"Africa is, indeed, coming into fashion." - Horace Walpole (1774)


congo watch: ten years

Today marks ten years since the overthrow of the Mobutu regime in what was then Zaire. On May 17, 1997, forces led by Laurent Desire Kabila marched into Kinshasa, took control, and renamed the country the Democratic Republic of Congo. Thus, today is an important national holiday in the DRC.

I began studying central Africa as a freshman at Baylor in the spring of 1997. I had been assigned a research project about the refugee crisis in Africa's Great Lakes region (the area bordered by Rwanda, Burundi, Uganda, Tanzania, and Zaire/Congo). It was a fascinating and challenging project, as tens of thousands of refugees moved every day. I followed the series of events in Zaire that spring with great interest in the type of government the new regime would implement, with sadness at the plight of those who suffered in the fighting, and with hope that the new regime could calm things down.
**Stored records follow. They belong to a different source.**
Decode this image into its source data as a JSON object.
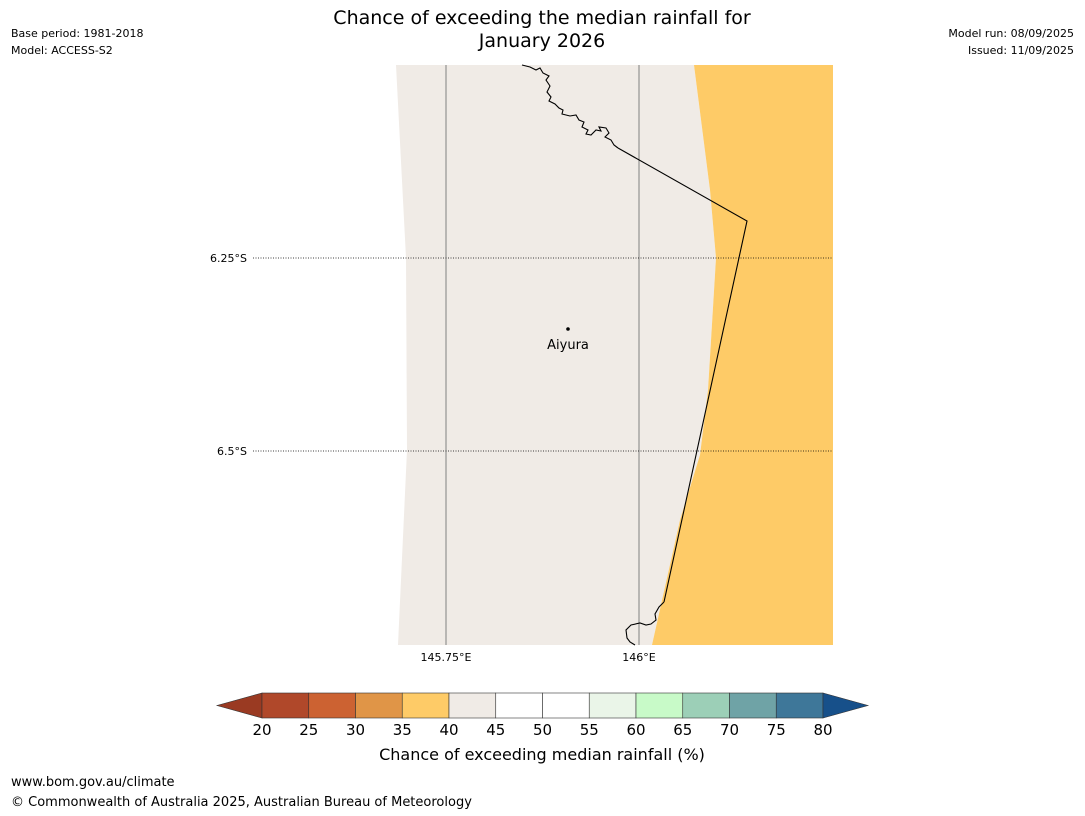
{
  "title_line1": "Chance of exceeding the median rainfall for",
  "title_line2": "January 2026",
  "meta_left": {
    "base_period": "Base period: 1981-2018",
    "model": "Model: ACCESS-S2"
  },
  "meta_right": {
    "model_run": "Model run: 08/09/2025",
    "issued": "Issued: 11/09/2025"
  },
  "map": {
    "place_name": "Aiyura",
    "longitude_labels": [
      "145.75°E",
      "146°E"
    ],
    "latitude_labels": [
      "6.25°S",
      "6.5°S"
    ],
    "region_colors": {
      "west": "#f0ebe6",
      "east": "#fecb67"
    }
  },
  "colorbar": {
    "label": "Chance of exceeding median rainfall (%)",
    "ticks": [
      "20",
      "25",
      "30",
      "35",
      "40",
      "45",
      "50",
      "55",
      "60",
      "65",
      "70",
      "75",
      "80"
    ],
    "colors": [
      "#b0482a",
      "#cc6232",
      "#e09547",
      "#fecb67",
      "#f0ebe6",
      "#ffffff",
      "#ffffff",
      "#eaf5e8",
      "#c8fac8",
      "#9ccfb7",
      "#6fa3a6",
      "#3e7799"
    ],
    "under_color": "#9a3a22",
    "over_color": "#17508a"
  },
  "footer": {
    "url": "www.bom.gov.au/climate",
    "copyright": "© Commonwealth of Australia 2025, Australian Bureau of Meteorology"
  }
}
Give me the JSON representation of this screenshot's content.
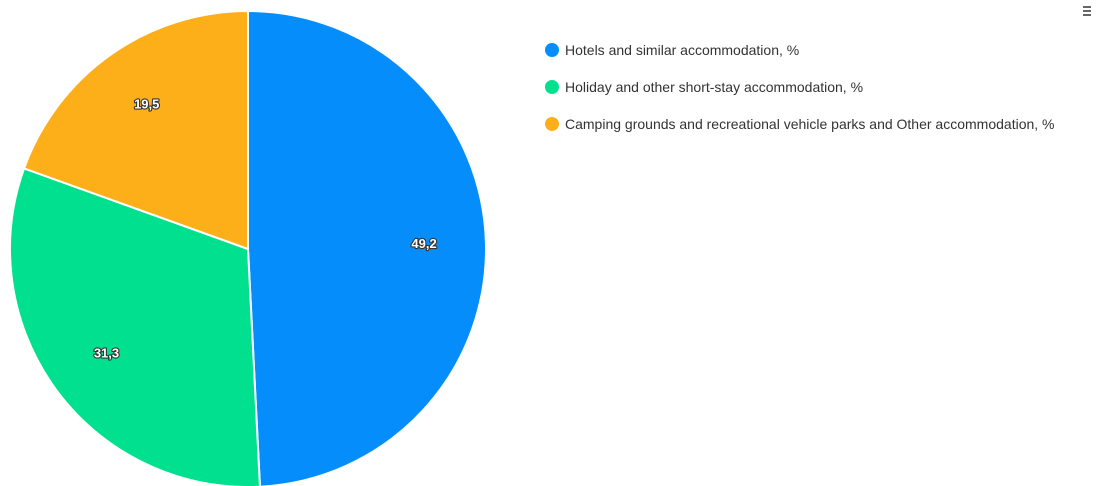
{
  "chart_data": {
    "type": "pie",
    "categories": [
      "Hotels and similar accommodation, %",
      "Holiday and other short-stay accommodation, %",
      "Camping grounds and recreational vehicle parks and Other accommodation, %"
    ],
    "values": [
      49.2,
      31.3,
      19.5
    ],
    "data_labels": [
      "49,2",
      "31,3",
      "19,5"
    ],
    "colors": [
      "#058DFC",
      "#00E08F",
      "#FDAF1A"
    ],
    "legend_position": "right",
    "start_angle": "top, clockwise"
  },
  "toolbar": {
    "menu_icon": "hamburger-menu-icon"
  }
}
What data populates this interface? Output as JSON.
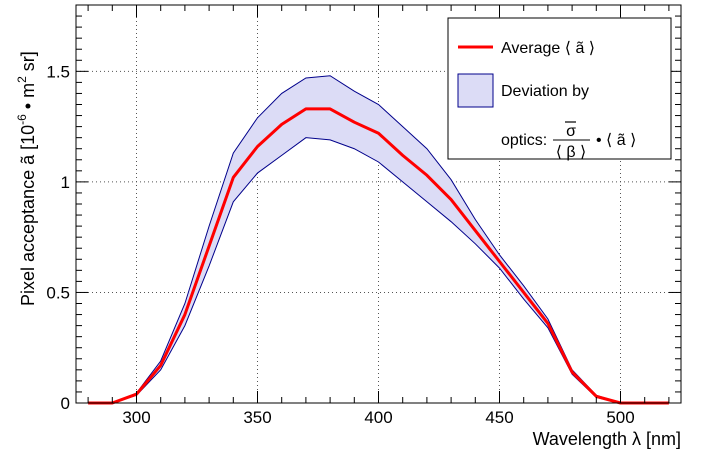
{
  "chart_data": {
    "type": "line",
    "xlabel": "Wavelength λ [nm]",
    "ylabel_main": "Pixel acceptance ã [10",
    "ylabel_exp": "-6",
    "ylabel_unit": " • m",
    "ylabel_unit_exp": "2",
    "ylabel_tail": " sr]",
    "xlim": [
      275,
      525
    ],
    "ylim": [
      0,
      1.8
    ],
    "x_ticks": [
      300,
      350,
      400,
      450,
      500
    ],
    "x_tick_labels": [
      "300",
      "350",
      "400",
      "450",
      "500"
    ],
    "y_ticks": [
      0,
      0.5,
      1,
      1.5
    ],
    "y_tick_labels": [
      "0",
      "0.5",
      "1",
      "1.5"
    ],
    "grid": true,
    "legend_position": "top-right",
    "colors": {
      "average_line": "#ff0000",
      "band_fill": "#dcdcf6",
      "band_edge": "#00008b"
    },
    "legend": {
      "average_label": "Average ⟨ ã ⟩",
      "deviation_label_line1": "Deviation by",
      "deviation_label_prefix": "optics:",
      "fraction_numerator": "σ",
      "fraction_denominator": "⟨ β ⟩",
      "fraction_suffix": "• ⟨ ã ⟩"
    },
    "series": [
      {
        "name": "Average ⟨ ã ⟩",
        "x": [
          280,
          290,
          300,
          310,
          320,
          330,
          340,
          350,
          360,
          370,
          380,
          390,
          400,
          410,
          420,
          430,
          440,
          450,
          460,
          470,
          480,
          490,
          500,
          510,
          520
        ],
        "values": [
          0.0,
          0.0,
          0.04,
          0.17,
          0.4,
          0.71,
          1.02,
          1.16,
          1.26,
          1.33,
          1.33,
          1.27,
          1.22,
          1.12,
          1.03,
          0.92,
          0.78,
          0.64,
          0.5,
          0.36,
          0.14,
          0.03,
          0.0,
          0.0,
          0.0
        ]
      },
      {
        "name": "Deviation by optics: σ/⟨ β ⟩ • ⟨ ã ⟩",
        "x": [
          280,
          290,
          300,
          310,
          320,
          330,
          340,
          350,
          360,
          370,
          380,
          390,
          400,
          410,
          420,
          430,
          440,
          450,
          460,
          470,
          480,
          490,
          500,
          510,
          520
        ],
        "upper": [
          0.0,
          0.0,
          0.045,
          0.19,
          0.45,
          0.8,
          1.13,
          1.29,
          1.4,
          1.47,
          1.48,
          1.41,
          1.35,
          1.25,
          1.15,
          1.01,
          0.83,
          0.67,
          0.53,
          0.38,
          0.15,
          0.035,
          0.0,
          0.0,
          0.0
        ],
        "lower": [
          0.0,
          0.0,
          0.035,
          0.15,
          0.35,
          0.62,
          0.91,
          1.04,
          1.12,
          1.2,
          1.19,
          1.15,
          1.09,
          1.0,
          0.91,
          0.82,
          0.72,
          0.61,
          0.47,
          0.34,
          0.13,
          0.025,
          0.0,
          0.0,
          0.0
        ]
      }
    ]
  }
}
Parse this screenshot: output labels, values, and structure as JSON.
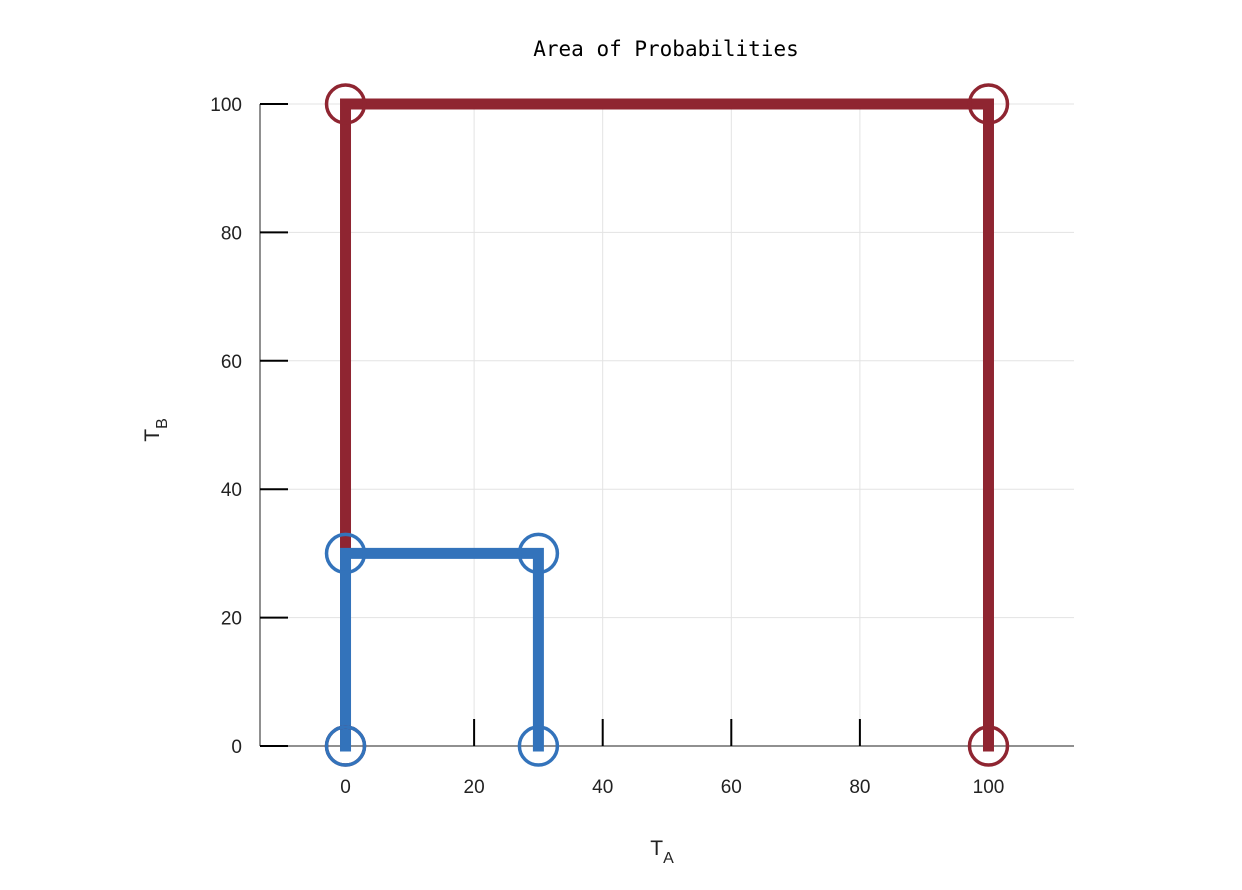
{
  "chart_data": {
    "type": "line",
    "title": "Area of Probabilities",
    "xlabel": {
      "base": "T",
      "sub": "A"
    },
    "ylabel": {
      "base": "T",
      "sub": "B"
    },
    "xlim": [
      -13.3,
      113.3
    ],
    "ylim": [
      0,
      100
    ],
    "xticks": [
      0,
      20,
      40,
      60,
      80,
      100
    ],
    "yticks": [
      0,
      20,
      40,
      60,
      80,
      100
    ],
    "grid": true,
    "legend": "none",
    "series": [
      {
        "color": "#8f2531",
        "marker": "open-circle",
        "x": [
          0,
          0,
          100,
          100
        ],
        "y": [
          0,
          100,
          100,
          0
        ]
      },
      {
        "color": "#3373bb",
        "marker": "open-circle",
        "x": [
          0,
          0,
          30,
          30
        ],
        "y": [
          0,
          30,
          30,
          0
        ]
      }
    ]
  }
}
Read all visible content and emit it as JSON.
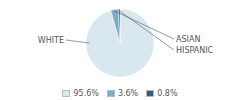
{
  "chart_data": {
    "type": "pie",
    "categories": [
      "WHITE",
      "ASIAN",
      "HISPANIC"
    ],
    "values": [
      95.6,
      3.6,
      0.8
    ],
    "value_labels": [
      "95.6%",
      "3.6%",
      "0.8%"
    ],
    "colors": [
      "#d9e8f0",
      "#7aaec4",
      "#2e5f7a"
    ],
    "legend": "bottom"
  }
}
On and off, I have been thinking about the Congo for ten years. Since 1997, we've seen two or three (depending on how you count) international wars engulf the country. At one point, six foreign countries were involved in the conflict one way or another. Local-level conflicts over land continued simultaneously with the war. In ten years, millions were displaced from their homes, some over borders to refugee camps in Tanzania, Uganda, Burundi, Zimbabwe, or Angola. Some were left to fend for themselves in their home country as internally displaced persons. The major rebel parties reached a peace agreement in 2003, but fighting still continues in the east of the country, as it has for more than ten years now.

Four million people died.

At least 40,000 women and girls were raped.

Today I received an email from the professional association of those of us who study Africa, asking for a witness on a political asylum case. This is pretty routine, but I actually read this one, because it asked for a witness who could attest to the nature of politics and life in the DRC. It's just another daily reminder of how much people suffer, how bad life is when a government is incapable of governance, when there is no peace in the land.

It's been ten years since that day of hope and confusion. I hope with all my heart that the Congolese people will not have to endure another decade like their last one.